Global Workers’ Rights Face Severe Decline Amid Rising Inequality and Political Turmoil

Global Workers’ Rights Face Severe Decline Amid Rising Inequality and Political Turmoil

A recent report tells a shocking story of the widespread worsening of global workers’ rights – the continued deterioration of conditions for workers around the world. As nations grapple with rising inequality and political unrest, the report indicates that 60% of the global population has become poorer over the last five years. The results only point to events through March 2025. They begin to make the case that urgent reform is needed both in labor rights and economic practices.

As the report demonstrates, the world as a whole spends almost US$3 trillion on arms and weapons each year. This astounding figure puts into context the global problem of untaxed taxing that is continuing to outpace fairness. It compounds the severe financial hardship that so many employed people experience. Inputs Fortune is wealth concentrating fast. In five short years, the net worth of the three richest billionaires has more than doubled—at the same time that millions around the world have fallen into poverty.
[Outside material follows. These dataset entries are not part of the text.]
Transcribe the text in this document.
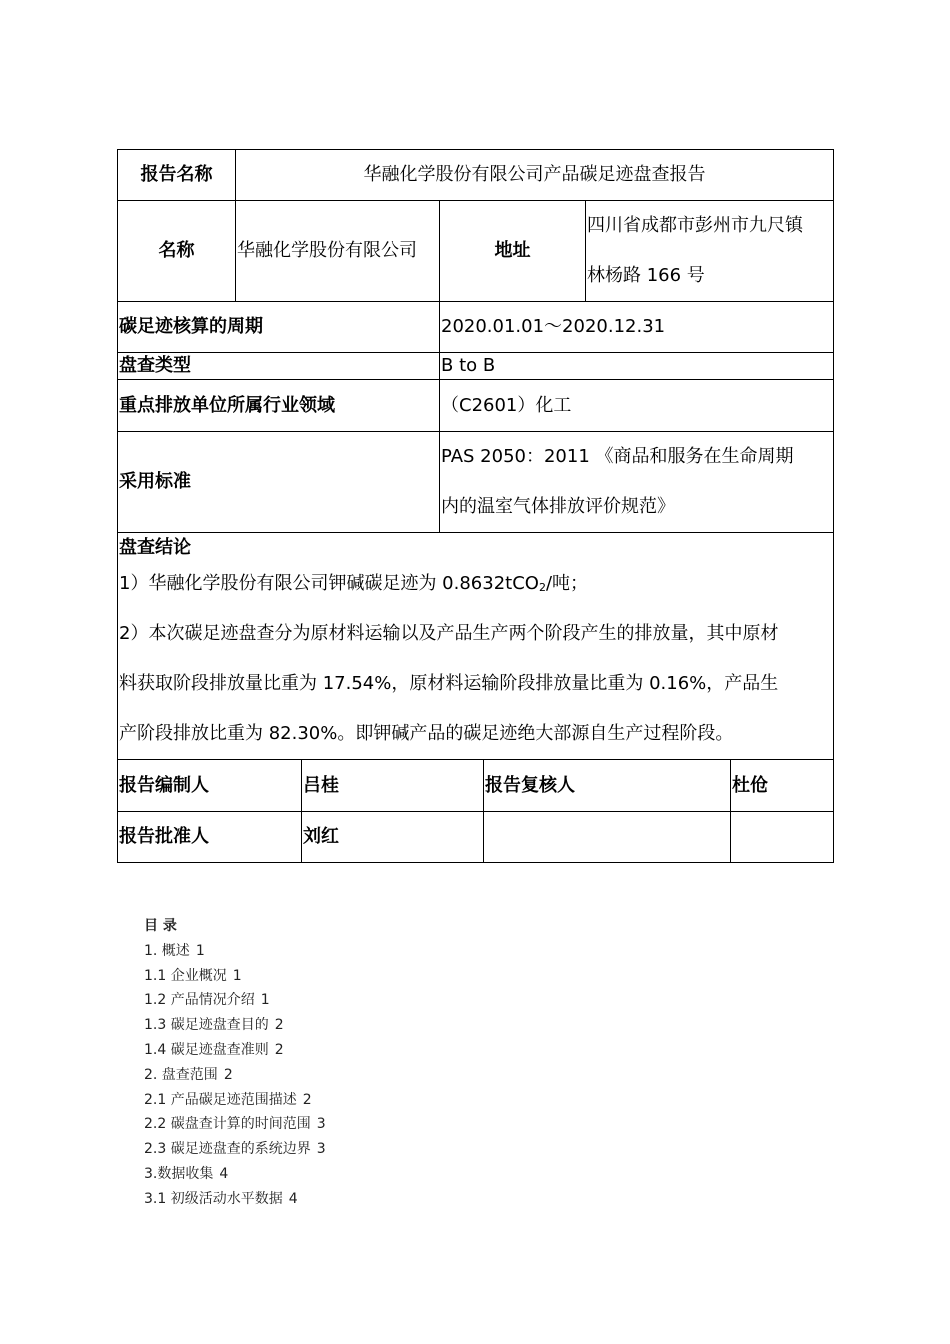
报告名称	华融化学股份有限公司产品碳足迹盘查报告					
名称	华融化学股份有限公司		地址		四川省成都市彭州市九尺镇
林杨路 166 号	

碳足迹核算的周期			2020.01.01～2020.12.31			
盘查类型			B to B			
重点排放单位所属行业领域			（C2601）化工			
采用标准			PAS 2050：2011 《商品和服务在生命周期
内的温室气体排放评价规范》			

盘查结论
1）华融化学股份有限公司钾碱碳足迹为 0.8632tCO$_2$/吨；
2）本次碳足迹盘查分为原材料运输以及产品生产两个阶段产生的排放量，其中原材
料获取阶段排放量比重为 17.54%，原材料运输阶段排放量比重为 0.16%，产品生
产阶段排放比重为 82.30%。即钾碱产品的碳足迹绝大部源自生产过程阶段。						

报告编制人		吕桂		报告复核人		杜伧
报告批准人		刘红				
目 录
1. 概述 1
1.1 企业概况 1
1.2 产品情况介绍 1
1.3 碳足迹盘查目的 2
1.4 碳足迹盘查准则 2
2. 盘查范围 2
2.1 产品碳足迹范围描述 2
2.2 碳盘查计算的时间范围 3
2.3 碳足迹盘查的系统边界 3
3.数据收集 4
3.1 初级活动水平数据 4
Among the countries identified as having the worst conditions for workers are Bangladesh, Belarus, Ecuador, Egypt, Eswatini, Myanmar, Nigeria, the Philippines, Tunisia, and Turkey. Based on the research, the report found that in over half (three out of five) of all global regions, the situation for workers’ rights is getting worse. The Americas and Europe have both reached their lowest levels on the index since it began in 2014.

Luc Triangle, ITUC secretary general, underscored how the link between deepening economic crisis and rise of political extremism.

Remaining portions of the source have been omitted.